«Concurrence déloyale»: face à la RTBF, la presse écrite fourbit ses armes

Les groupes IPM et Rossel, les deux principaux acteurs de la presse quotidienne francophone l’affirment, étude à l’appui : ils subissent une concurrence déloyale de la RTBF. Au cœur des débats : les articles écrits diffusés gratuitement sur le site du média de service public.

Benjamin Hermann
 La survie des titres de presse écrite est menacée par ce qu’ils estiment être une concurrence déloyale de la RTBF.
La survie des titres de presse écrite est menacée par ce qu’ils estiment être une concurrence déloyale de la RTBF. © Jacques Duchateau

C’est un vieux litige qui oppose la RTBF aux éditeurs de presse quotidienne francophone, à savoir les groupes IPM ( La Libre , La DH/Les Sports et L’Avenir ) et Rossel ( Le Soir , Sudinfo ). Et qui refait surface en cette période où se discute au parlement de la FédérationWallonie-Bruxelles le futur contrat de gestion du média de service public, pour la période 2023-2027.

Depuis l’avènement du numérique, les quotidiens voient d’un mauvais œil le fait que la RTBF publie en ligne des articles écrits, accessibles gratuitement. Un mélange des genres que dénoncent Bernard Marchant et François le Hodey, respectivement CEO de Rossel et d’IPM.

Lors des débats sur le précédent contrat de gestion, des balises autour des contenus écrits de la RTBF (limites de longueur, lien avec le contenu audiovisuel, etc.) avaient été fixées. Mais ce cadre n’est pas respecté, dénoncent-ils, malgré les remontrances du Conseil supérieur de l’audiovisuel. "C’est une question de gouvernance publique , commente Bernard Marchant. S’il y a des contrats de gestion, qu’ils soient appliqués" .

Regroupés dans l’associationLA PRESSE. be, les éditeurs ont cette fois commandé une étude pour objectiver les enjeux. Menée par les professeurs d’économie Paul Belleflamme (UCLouvain), Axel Gautier (ULiège) et Xavier Wauthy (Université Saint-Louis), ses conclusions pointent clairement une concurrence déloyale. De quoi apporter de l’eau au moulin des patrons de presse, les professeurs insistant au passage sur l’indépendance avec laquelle ils ont réalisé leur rapport.

Question de survie

Ces craintes s’inscrivent dans un environnement qui a profondément changé ces dernières années, au rythme de la convergence numérique: le fait que des contenus (texte, vidéo, musique, photos) sont désormais produits, diffusés et consommés sur de mêmes supports numériques.

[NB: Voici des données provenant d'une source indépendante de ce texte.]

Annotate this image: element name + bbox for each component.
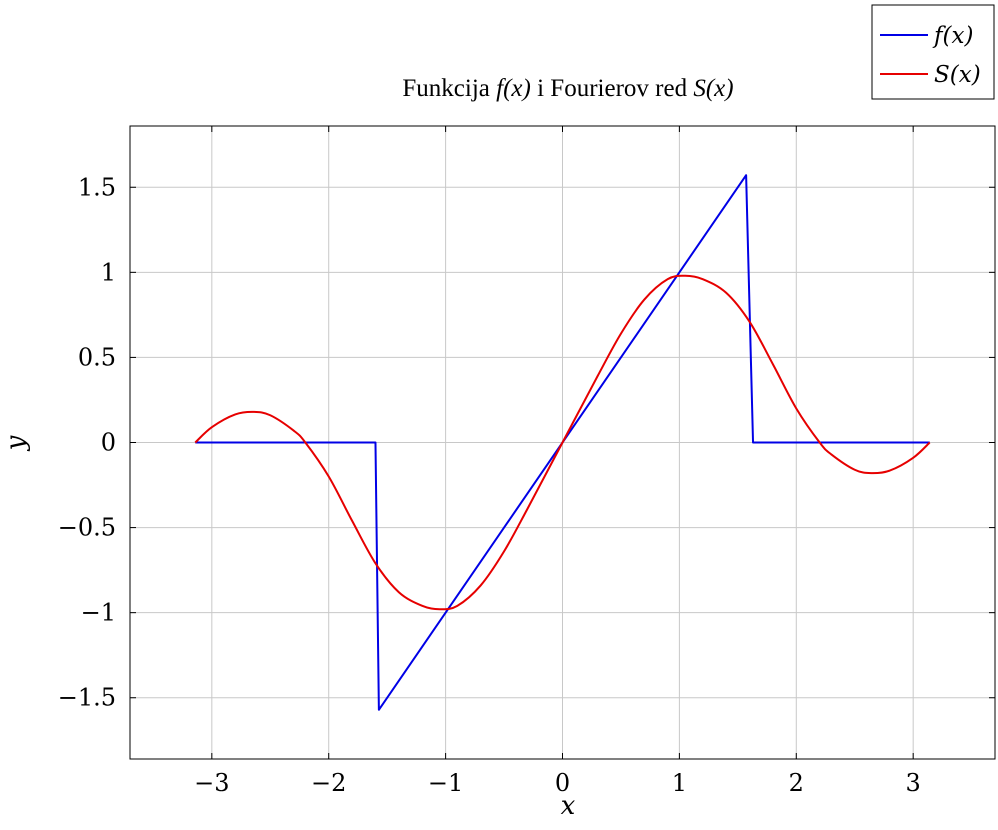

La presse écrite ne parvient pas à atteindre ses objectifs d’abonnements numériques. Le marché publicitaire a été bouleversé par l’arrivée des géants du web, qui se taillent une part importante du gâteau. La RTBF risque de planter le dernier clou en continuant à diffuser du contenu écrit gratuitement.

L’étude analyse la légitimité de la production écrite de la RTBF sous trois angles: vis-à-vis de son contrat de gestion, du point de vue économique et de l’intérêt général. Sur les trois points, l’étude recale le service public.

guillement

«Il faut comprendre que cc’est une question existentielle pour la presse écrite.»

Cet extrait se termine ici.